You're a developer tracking Google's tooling direction. Watch the main keynote, then stay for the Developer keynote at 1:30 p.m. PT. An earlier post from the Google Developers Blog specifically flagged agentic coding and the latest Gemini model updates as topics for this session. If your work involves Google's AI stack, the developer keynote is where those threads get pulled out in technical detail. Continue into day two if you're tracking specific product areas like Android, Chrome, or Cloud.
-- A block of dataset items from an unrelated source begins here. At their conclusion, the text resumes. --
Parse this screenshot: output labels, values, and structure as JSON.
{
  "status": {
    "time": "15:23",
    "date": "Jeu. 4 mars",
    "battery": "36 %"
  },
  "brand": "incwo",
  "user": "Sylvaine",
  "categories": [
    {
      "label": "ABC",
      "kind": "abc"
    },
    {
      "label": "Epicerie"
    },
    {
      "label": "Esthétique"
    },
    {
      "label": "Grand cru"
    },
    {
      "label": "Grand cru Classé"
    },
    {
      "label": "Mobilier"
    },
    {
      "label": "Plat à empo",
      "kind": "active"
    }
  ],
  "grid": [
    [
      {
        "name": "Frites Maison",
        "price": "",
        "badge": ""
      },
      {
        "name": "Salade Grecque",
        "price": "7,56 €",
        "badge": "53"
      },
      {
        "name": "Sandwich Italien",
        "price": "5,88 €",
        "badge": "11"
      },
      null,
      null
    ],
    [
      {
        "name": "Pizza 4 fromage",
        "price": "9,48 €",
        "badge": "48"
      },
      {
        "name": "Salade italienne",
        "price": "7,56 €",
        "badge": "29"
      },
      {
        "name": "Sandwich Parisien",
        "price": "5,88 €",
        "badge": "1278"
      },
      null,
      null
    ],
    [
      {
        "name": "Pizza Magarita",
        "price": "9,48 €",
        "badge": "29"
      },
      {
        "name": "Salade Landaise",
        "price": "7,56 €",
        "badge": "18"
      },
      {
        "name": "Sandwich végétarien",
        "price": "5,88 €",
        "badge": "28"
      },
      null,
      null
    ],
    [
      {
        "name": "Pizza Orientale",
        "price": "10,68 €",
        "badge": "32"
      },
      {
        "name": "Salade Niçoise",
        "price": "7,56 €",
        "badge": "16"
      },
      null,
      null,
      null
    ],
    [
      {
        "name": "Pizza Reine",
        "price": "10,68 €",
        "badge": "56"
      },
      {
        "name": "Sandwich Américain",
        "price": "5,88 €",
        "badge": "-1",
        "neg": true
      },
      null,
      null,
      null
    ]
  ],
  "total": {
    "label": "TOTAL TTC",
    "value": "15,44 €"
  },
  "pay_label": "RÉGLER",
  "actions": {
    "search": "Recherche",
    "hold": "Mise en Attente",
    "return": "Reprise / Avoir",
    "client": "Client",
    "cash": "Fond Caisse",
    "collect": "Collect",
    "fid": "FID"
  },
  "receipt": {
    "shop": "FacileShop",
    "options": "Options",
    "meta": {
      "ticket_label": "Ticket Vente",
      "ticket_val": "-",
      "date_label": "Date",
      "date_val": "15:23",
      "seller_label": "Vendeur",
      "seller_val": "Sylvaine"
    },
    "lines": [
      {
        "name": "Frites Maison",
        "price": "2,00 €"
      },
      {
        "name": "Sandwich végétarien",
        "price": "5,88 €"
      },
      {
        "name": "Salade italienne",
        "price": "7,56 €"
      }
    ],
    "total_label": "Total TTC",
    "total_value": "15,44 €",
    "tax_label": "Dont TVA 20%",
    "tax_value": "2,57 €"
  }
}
You can't watch live. Register at io.google now. PCMag reports that registered attendees get earlier access to sessions before they're available more broadly on YouTube. The Google for Developers channel will eventually carry everything, but timing for broader availability isn't confirmed. For structured technical content, the May 21 on-demand drop is the more reliable post-event option.


What Google has previewed

The official picture is deliberately broad. An April post from the Google Developers Blog describes the event as a showcase for updates across AI, Android, Chrome, and Cloud. That's four major product areas, which covers most of what Google ships.

More specifically, the company has pointed to Gemini model updates and agentic coding as things to watch, per an earlier Google Developers Blog post from earlier this year. Those two topics landing in the same preview language suggests the developer keynote will carry real weight this year, not just be a technical reprise of the morning session.

The format itself, per the Google Blog, includes keynote addresses from Google leaders, fireside chats, product demos, and panel discussions. Consumer product news tends to sit in the morning keynote; the hands-on technical content runs in the afternoon and across day two. That's the expected shape, not a confirmed agenda.

One calibration note: everything in this section comes from Google's own promotional framing. Treat the product areas as strong signals and the specific topics as categories to watch, not a confirmed announcement list.


If something goes wrong

Streams have issues. Here's the fallback plan.

If io.google is slow or the player isn't loading, the stream may also appear on the Google for Developers YouTube channel during the live broadcast, though YouTube is not confirmed as a simultaneous live destination. Refreshing the io.google schedule page and navigating directly to the keynote card is the safest first move.

If you miss the stream entirely, the on-demand content path is clear: check the Google for Developers YouTube channel in the days after May 19, and mark May 21 for the structured codelab drop. For post-event reporting on what was actually announced, blog.google will carry coverage as sessions wrap.


The bottom line

Open io.google a few minutes before 10:00 a.m. PT on May 19, register if you haven't already, and keep the schedule page handy if you plan to stay for the developer keynote at 1:30 p.m. PT. Miss it? Check the Google for Developers YouTube channel for replays, and revisit io.google on May 21 for the on-demand session drop.